EXECUTIVE SUMMARY
USAID/Guatemala’s Peacebuilding Project (locally branded as Proyecto Tejiendo Paz, hereafter TP) seeks to reduce social conflict and violence, increase social cohesion and trust, and contribute to peacebuilding in the Western Highlands Region. The project relies on inclusive, community-led engagement, dialogue, and mapping to: (1) identify, prioritize, and develop action plans addressing sources of and increasing resilience to social conflict; (2) build partnerships between communities and external entities to implement plans prioritized by communities; and (3) strengthen local capacity to participate in managing, responding to, and mitigating local conflicts.
In partnership with USAID’s Center of Excellence on Democracy, Human Rights and Governance (DRG), USAID’s Office of Conflict Management and Mitigation, USAID/Guatemala, and the project implementer, Creative Associates International, NORC at the University of Chicago is conducting an impact evaluation (IE) to assess the overall effectiveness of project activities at the community level. The IE tests the key hypothesis that underpins the project’s theory of change, namely that community-based initiatives to address conflict drivers can reduce social conflict and increase social cohesion. In addition, the IE assesses whether promoting increased women’s participation in community deliberations can further contribute to reducing conflict and increasing cohesion.
To achieve these objectives, NORC’s IE team randomly assigns 195 communities eligible to receive programming into one of three arms in equal numbers (65 communities each):
- TP, where communities receive the core project’s programming as designed by USAID/Guatemala and the implementer;
- TP+DD, where communities receive the core project’s programming plus an additional diverse decision makers intervention promoting increased women’s participation; and
- Control, where communities do not receive any programming.

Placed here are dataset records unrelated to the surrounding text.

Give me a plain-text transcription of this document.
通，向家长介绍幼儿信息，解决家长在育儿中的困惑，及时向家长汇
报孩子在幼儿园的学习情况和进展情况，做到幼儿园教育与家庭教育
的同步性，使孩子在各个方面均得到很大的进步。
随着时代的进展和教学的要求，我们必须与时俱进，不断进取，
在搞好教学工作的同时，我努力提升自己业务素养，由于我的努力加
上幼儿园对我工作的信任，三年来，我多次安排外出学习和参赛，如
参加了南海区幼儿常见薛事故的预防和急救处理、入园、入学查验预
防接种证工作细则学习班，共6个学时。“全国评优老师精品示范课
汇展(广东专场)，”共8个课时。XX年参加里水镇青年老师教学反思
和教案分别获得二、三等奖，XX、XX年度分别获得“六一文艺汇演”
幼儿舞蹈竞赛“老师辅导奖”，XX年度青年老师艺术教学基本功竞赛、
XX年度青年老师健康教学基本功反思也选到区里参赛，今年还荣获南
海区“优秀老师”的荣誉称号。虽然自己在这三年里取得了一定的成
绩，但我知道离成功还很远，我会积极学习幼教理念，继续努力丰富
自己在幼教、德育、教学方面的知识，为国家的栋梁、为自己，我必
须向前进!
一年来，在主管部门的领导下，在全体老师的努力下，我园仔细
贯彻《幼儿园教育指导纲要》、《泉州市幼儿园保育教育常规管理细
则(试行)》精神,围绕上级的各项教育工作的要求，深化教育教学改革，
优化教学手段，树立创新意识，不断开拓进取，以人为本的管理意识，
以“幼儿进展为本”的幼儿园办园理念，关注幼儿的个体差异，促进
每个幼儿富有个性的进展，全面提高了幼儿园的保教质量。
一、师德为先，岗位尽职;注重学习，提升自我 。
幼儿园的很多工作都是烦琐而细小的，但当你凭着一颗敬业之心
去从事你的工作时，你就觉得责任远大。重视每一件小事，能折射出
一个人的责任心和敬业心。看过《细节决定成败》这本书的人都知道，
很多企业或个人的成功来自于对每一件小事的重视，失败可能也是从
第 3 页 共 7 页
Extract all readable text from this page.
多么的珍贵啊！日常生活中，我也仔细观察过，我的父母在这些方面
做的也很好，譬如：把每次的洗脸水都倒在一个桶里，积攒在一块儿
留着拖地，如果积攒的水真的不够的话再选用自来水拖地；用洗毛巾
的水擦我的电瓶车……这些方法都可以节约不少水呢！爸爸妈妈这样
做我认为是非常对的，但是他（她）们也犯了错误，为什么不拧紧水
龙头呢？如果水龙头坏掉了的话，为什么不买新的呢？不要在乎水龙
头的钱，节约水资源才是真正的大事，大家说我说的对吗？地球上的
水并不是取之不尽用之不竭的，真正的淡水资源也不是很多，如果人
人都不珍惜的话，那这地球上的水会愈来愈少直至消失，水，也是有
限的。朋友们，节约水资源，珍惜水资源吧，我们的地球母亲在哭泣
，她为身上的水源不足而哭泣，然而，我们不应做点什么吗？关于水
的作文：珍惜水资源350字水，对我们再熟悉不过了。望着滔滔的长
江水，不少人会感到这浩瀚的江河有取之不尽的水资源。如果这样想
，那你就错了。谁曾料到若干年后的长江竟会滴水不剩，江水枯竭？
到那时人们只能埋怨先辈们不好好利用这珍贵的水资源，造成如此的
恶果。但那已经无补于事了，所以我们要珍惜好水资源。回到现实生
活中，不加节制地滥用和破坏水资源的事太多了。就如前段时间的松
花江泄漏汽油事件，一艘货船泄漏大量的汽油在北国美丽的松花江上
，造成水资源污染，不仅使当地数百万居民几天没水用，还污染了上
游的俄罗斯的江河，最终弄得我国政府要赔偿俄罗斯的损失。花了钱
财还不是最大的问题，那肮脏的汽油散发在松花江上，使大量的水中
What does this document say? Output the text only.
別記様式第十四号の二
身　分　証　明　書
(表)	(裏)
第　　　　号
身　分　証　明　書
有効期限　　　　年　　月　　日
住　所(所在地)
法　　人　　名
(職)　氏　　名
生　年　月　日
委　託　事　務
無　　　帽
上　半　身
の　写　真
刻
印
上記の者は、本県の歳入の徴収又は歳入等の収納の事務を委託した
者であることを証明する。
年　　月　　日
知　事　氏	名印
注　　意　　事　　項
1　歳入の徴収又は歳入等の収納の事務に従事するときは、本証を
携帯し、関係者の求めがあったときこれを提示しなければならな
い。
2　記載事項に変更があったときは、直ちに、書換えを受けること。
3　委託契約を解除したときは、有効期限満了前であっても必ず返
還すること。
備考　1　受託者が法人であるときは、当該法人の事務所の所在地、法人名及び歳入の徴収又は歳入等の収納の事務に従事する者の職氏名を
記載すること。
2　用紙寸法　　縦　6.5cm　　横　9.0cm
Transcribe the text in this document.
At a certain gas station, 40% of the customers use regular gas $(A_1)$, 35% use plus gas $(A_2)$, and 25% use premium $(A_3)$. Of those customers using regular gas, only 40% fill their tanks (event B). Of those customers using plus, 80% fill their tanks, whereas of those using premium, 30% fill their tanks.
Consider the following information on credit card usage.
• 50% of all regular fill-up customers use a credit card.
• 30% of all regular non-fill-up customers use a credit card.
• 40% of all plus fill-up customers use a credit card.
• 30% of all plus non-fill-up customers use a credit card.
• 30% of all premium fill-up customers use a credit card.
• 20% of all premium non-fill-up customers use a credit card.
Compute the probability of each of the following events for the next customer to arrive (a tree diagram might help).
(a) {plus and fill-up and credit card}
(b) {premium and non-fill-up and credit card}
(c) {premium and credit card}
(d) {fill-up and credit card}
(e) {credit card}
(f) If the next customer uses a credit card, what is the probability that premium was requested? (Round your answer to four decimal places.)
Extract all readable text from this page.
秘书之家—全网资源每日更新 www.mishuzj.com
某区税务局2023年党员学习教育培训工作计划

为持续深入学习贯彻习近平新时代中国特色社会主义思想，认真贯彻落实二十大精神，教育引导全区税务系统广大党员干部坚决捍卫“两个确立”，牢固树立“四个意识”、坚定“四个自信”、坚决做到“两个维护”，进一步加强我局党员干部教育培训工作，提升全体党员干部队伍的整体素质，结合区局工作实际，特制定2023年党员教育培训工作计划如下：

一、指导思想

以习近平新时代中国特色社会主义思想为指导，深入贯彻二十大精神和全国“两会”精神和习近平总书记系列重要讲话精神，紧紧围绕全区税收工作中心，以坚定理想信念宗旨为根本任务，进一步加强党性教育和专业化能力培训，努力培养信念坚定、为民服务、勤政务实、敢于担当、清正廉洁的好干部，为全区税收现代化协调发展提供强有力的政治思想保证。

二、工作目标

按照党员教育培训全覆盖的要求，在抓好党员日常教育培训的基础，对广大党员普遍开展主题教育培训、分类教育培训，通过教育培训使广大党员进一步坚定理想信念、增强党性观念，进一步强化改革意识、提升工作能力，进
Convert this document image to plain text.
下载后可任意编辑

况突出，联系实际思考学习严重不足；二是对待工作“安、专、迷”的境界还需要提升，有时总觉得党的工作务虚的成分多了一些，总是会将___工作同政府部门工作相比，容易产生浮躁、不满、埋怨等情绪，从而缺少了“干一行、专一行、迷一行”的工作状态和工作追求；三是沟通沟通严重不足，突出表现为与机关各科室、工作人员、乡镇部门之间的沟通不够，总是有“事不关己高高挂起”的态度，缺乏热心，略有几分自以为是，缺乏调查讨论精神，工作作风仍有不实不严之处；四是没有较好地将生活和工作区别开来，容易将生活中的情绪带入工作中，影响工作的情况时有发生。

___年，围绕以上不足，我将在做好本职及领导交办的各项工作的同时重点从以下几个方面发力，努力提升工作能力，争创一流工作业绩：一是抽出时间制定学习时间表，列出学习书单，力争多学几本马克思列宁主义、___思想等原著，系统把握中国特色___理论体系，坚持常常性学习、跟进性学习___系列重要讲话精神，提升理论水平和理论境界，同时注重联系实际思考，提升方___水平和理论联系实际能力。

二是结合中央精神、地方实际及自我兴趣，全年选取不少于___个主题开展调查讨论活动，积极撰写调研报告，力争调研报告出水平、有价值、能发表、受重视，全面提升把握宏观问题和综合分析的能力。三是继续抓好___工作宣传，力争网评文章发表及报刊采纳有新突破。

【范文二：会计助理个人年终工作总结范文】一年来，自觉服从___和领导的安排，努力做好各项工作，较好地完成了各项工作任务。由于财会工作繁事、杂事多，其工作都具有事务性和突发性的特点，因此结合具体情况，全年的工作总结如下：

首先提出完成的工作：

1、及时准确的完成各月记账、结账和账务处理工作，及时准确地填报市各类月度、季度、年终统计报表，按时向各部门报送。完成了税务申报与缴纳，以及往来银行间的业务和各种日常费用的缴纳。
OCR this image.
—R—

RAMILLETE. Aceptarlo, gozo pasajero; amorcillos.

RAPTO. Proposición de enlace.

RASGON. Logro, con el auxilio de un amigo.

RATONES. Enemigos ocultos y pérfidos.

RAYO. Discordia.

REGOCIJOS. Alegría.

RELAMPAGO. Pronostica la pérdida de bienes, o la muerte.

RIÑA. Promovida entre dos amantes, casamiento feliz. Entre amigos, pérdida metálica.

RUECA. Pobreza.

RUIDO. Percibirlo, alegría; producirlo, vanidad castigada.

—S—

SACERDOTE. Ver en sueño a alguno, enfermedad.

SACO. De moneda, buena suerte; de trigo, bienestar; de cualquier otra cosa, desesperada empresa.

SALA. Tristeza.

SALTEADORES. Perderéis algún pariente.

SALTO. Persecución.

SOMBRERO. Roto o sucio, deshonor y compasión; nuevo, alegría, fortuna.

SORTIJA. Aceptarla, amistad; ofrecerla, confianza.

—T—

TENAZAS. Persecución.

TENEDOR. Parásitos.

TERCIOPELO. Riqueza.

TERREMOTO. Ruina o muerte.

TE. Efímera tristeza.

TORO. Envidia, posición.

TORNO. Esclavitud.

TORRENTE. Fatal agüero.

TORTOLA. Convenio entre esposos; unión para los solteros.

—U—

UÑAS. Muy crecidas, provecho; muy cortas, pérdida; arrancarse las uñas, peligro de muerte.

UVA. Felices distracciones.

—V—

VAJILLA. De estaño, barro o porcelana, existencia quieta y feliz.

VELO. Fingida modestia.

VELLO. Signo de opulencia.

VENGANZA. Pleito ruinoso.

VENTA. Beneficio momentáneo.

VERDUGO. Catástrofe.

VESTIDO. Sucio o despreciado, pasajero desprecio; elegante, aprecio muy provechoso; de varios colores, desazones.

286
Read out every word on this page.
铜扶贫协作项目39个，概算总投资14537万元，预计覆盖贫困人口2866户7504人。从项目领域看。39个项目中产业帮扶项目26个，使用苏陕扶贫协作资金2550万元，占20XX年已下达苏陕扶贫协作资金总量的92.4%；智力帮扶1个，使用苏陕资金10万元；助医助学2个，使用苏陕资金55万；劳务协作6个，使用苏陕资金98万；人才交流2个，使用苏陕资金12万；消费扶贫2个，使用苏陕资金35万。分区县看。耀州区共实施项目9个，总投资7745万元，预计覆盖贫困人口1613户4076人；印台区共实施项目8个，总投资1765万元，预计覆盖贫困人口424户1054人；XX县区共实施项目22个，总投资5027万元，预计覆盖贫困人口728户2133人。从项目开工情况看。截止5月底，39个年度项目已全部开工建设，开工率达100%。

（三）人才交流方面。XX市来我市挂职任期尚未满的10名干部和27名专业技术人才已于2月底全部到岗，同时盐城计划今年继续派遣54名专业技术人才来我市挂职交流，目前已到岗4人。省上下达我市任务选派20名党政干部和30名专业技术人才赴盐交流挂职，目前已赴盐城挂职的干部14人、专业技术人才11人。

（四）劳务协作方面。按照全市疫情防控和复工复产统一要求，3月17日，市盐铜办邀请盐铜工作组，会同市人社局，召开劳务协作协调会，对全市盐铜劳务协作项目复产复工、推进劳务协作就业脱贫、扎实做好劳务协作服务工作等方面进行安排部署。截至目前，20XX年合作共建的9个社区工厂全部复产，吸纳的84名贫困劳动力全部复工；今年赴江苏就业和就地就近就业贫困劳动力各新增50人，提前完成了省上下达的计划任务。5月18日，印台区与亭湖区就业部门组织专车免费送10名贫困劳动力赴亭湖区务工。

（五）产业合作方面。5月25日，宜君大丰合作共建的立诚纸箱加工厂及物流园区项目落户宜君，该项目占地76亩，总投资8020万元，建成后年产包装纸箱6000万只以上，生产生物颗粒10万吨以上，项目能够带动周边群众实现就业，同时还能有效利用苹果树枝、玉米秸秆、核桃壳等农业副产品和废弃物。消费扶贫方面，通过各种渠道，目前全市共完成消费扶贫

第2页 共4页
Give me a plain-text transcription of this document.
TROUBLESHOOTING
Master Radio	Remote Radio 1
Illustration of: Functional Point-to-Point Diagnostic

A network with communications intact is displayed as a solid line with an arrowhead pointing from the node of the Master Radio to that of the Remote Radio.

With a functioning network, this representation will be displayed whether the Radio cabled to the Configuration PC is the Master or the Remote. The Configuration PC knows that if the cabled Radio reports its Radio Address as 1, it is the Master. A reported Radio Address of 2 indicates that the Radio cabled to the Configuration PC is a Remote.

Randomization allows us to measure the impact of TP as designed, as well as the marginal effects of the diverse decision makers intervention. Diverse decision makers focuses on reducing the barriers to participation for women through a training program called women peace promoters (asesoras de cambio). The asesoras de cambio intervention is based on the premise that to create sustainable gender equality and lasting peace, women need to have increased capacity for civic participation and political mobilization.
As designed by TP’s implementer, the asesoras de cambio will be identified through a rapid stakeholder assessment to be undertaken in all TP communities. Selected women will include community leaders, COCODE members, mothers and grandmothers, youth, midwives (comadronas), and ancestral authorities (Ajq’ij). TP will build their capacity to lead so that they can take on more active roles in community decision making and in supporting the resolution of social conflict. The asesoras de cambio will receive training on topics such as leadership, decision making, effective communication, conflict transformation, negotiation, critical reflection and dialogue, political expression and participation, and women’s legal rights.
In the short term, we expect the diverse decision makers intervention to change decision-making processes and outcomes above and beyond core TP programming. We also expect to observe some changes in individuals’ attitudes and beliefs, especially those related to the role of women in decisionmaking processes and the legitimacy of TP deliberation fora. In the long term, we expect the diverse CONTRACT NO. GS-10F-0033M / ORDER NO. AID-OAA-M-13-00013 / DRG-LER I TASKING N066 USAID.GOV USAID/GUATEMALA PEACEBUILDING PROJECT IE: BASELINE REPORT | 2 decisions makers intervention will contribute to a decrease in social conflict and an increase in social cohesion above and beyond core TP programming.
Data collection consists of a three-wave (baseline, midline, and endline) panel survey of individuals 16 years old and over. Our survey aims to capture the opinions and perspectives of youth—one of the key focus population of TP. Recognizing the challenges associated with obtaining informed consent from minors, we decided to limit the underage population included in the survey to 16-yearolds and 17-year-olds. The primary purpose of these surveys is to measure the incidence of conflict and the level of cohesion within communities, in a way that is identical between treatment and control. The questionnaire includes modules related to conflict, social cohesion and trust, integration across genders, responses to disasters, development and poverty, migration, views about community and regional leadership, women’s leadership, youth’s leadership, other political attitudes and behaviors, and personal and household socioeconomic characteristics.
Baseline fieldwork took place between September 10 and October 27, 2019. According to the evaluation design, midline measurement will take place immediately after the completion of community vision development activities in each community, and endline measurement will occur near the end of the project in 2023.
At baseline, teams attempted to conduct interviews in all 195 communities, but they did not receive authorization to carry out work in 11 communities in the Quiché Department. In most cases community authorities were unwilling to participate because participation did not entail any material benefits to the community. Another reason authorities gave was that their participation in past studies had not yielded any results for them. In addition, the authorities of two communities— Pocohil Primero and Mactzul Sexto in the Chichicastenango Municipality—asked enumerators to immediately leave their communities, threatening them with violence if they failed to do so. The data collection effort resulted in a dataset containing 3,866 valid cases. The most challenging aspect of fieldwork activities was scheduling, as several authorities changed the dates in which they would allow visits to their communities with little advance notice.